Michael Eldred on Parmenides'
out of your mind message.
Heidegger draws attention in his 'Moira' essay to the goddess Ἀλήθεια in Parmenides' poem which he, Heidegger, interprets as the hitherto unthought openness of disclosure that bears the presencing of presents and their "taking-in" by "thinking". Ἀλήθεια as the unfolding of the folded-in, i.e. implicit, twofold of presence and presents, is said by Heidegger to "grant ... all presencing the light in which presents can appear". This "light", however, is then immediately associated with the "clearing of presencing", even to the extent of hazarding formulations such as "Licht der Lichtung" (light of the clearing) and "sich lichtendes Scheinen" (self-clearing shining), suggesting that the clearing were simply shining and light-filled. This ambiguity is resolved only much later, in 1969, when Heidegger says clearly that, "Light, namely, can fall into the clearing, into its openness, and in it allow brightness to play with darkness". This implies that the clearing as ecstatic time-space is the clearing for both light and dark, disclosure and concealment. Concealment, however, must be understood in two different senses.

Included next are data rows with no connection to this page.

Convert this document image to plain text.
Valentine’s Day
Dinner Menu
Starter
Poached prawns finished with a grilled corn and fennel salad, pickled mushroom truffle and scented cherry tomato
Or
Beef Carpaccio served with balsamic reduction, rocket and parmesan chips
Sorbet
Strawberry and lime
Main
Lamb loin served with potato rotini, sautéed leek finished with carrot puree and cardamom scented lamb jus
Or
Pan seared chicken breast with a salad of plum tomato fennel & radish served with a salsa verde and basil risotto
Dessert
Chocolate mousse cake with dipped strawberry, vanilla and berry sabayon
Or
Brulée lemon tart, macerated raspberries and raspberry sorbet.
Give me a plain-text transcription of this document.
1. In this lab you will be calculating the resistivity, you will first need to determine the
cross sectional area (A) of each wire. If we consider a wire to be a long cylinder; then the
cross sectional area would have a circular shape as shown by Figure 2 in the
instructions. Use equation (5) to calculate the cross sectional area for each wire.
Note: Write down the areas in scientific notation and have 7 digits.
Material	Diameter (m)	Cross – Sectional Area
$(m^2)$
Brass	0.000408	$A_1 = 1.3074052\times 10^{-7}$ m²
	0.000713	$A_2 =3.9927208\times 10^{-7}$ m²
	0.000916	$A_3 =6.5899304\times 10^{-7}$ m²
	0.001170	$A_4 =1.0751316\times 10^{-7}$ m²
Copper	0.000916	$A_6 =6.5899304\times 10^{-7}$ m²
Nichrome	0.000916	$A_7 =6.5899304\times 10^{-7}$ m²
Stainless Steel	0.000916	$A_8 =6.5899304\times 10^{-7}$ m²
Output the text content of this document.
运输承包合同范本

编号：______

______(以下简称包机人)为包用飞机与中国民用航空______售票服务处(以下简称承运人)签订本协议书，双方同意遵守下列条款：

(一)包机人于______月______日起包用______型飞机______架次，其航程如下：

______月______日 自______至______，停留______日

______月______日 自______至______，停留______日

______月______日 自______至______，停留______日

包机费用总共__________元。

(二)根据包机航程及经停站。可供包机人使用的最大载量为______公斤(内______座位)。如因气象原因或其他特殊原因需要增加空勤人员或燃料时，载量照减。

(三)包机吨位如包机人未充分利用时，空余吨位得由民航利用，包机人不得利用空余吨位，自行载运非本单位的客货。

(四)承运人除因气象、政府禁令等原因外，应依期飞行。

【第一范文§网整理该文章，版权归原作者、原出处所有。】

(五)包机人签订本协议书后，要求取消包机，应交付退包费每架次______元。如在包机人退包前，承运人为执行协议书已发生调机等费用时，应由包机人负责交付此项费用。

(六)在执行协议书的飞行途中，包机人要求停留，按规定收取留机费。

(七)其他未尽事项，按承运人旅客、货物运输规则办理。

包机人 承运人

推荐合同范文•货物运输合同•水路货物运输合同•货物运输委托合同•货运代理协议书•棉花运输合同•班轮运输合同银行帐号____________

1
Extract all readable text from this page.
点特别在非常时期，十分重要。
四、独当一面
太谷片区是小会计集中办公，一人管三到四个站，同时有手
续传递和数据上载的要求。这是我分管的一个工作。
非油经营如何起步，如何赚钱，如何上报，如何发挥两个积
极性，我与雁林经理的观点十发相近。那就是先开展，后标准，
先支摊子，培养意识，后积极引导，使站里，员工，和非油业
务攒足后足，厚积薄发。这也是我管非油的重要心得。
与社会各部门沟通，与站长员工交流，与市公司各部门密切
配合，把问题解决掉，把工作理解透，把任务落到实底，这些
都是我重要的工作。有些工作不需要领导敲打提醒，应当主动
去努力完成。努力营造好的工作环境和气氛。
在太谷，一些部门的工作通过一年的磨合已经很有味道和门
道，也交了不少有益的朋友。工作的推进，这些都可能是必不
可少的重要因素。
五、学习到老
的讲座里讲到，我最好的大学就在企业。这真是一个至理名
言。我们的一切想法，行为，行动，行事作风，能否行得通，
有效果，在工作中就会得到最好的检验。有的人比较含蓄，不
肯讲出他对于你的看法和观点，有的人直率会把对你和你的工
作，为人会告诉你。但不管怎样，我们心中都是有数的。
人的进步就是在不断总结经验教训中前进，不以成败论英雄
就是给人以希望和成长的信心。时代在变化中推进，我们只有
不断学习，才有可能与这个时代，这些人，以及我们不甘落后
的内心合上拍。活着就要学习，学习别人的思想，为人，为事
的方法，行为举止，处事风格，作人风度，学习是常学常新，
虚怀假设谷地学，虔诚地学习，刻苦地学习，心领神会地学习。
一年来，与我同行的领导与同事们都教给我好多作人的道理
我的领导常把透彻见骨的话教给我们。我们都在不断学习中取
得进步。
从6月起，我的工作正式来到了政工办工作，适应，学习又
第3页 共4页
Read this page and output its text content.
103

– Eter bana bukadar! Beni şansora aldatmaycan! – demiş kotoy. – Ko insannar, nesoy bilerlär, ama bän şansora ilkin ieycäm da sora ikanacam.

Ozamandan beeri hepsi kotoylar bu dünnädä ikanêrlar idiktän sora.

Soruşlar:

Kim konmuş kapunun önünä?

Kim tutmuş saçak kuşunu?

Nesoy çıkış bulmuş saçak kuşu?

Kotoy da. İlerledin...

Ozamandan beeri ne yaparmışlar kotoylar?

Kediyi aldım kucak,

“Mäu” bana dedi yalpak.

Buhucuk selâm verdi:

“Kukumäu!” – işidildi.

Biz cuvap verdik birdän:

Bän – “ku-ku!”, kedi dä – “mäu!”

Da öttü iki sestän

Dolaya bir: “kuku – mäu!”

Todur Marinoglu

The first sense concerns the self-concealment of the clearing of presencing-and-absencing itself in granting the presencing of presents, which is an historical event (Ereignis) of self-concealment in favour of the presents that present themselves in the temporal clearing. Heidegger interprets the goddess, Moira (one's portion in life, lot, fate, destiny; Liddell/Scott), who appears in Frag. VIII at line 37, as the dispensing, sending event of enpropriation (Ereignis) that enpropriates to each other human being and the play of presencing and absencing. Moira is the event of enpropriation that "bound" (ἐπέδησεν; Frag. VIII 37) minding and presencing into their simple self-sameness. Due to the self-concealment of the temporal clearing of presencing in favour of its presents, it is overlooked — or rather, taken for granted — and left unthought throughout the two-and-a-half millennia history of Western metaphysics. Instead, time itself is thought as a linear sequence of 'nows' that are ('exist'), without the (circularly temporal) meaning of being itself ever being clarified.
The second sense of concealment, however, concerns the play of disclosure and concealment of presents themselves within the granted clearing, which, according to the above new interpretation of Frag. III, is three-dimensional time-space and mind in their sameness. Presents (beings) can present themselves clearly in the mind's light, or can remain hidden to the mind, or they can present themselves only distortedly and obscurely in an ambiguity of light and shade. This play of disclosing and hiding of presents is overlaid and thus crossed with the play of presencing and twofold temporal absencing of beings in a matrix of various combinations so that, for instance, the arriving of that which is still absent in the future may be seen by mind clearly or only obscurely. With its absolute will to foresee and control all change, modern science is hell-bent on fore-seeing the future as clearly, unambiguously and predictively as possible through its calculative theoretical models for fore-seeing. Similarly, what has been and is thus absent in this specific temporal mode, can be retrieved to presence by the mind's calling to presence — without, however, overcoming its absence, but attaining only a presence as an absent — either clearly or only faintly; or it can remain in the complete darkness of oblivion, so to speak, out of mind. The mind can also be mindful that it has forgotten something that remains in concealment, or it can be totally oblivious even to its own forgetting, in which case, what has been forgotten is doubly concealed to the point of oblivion.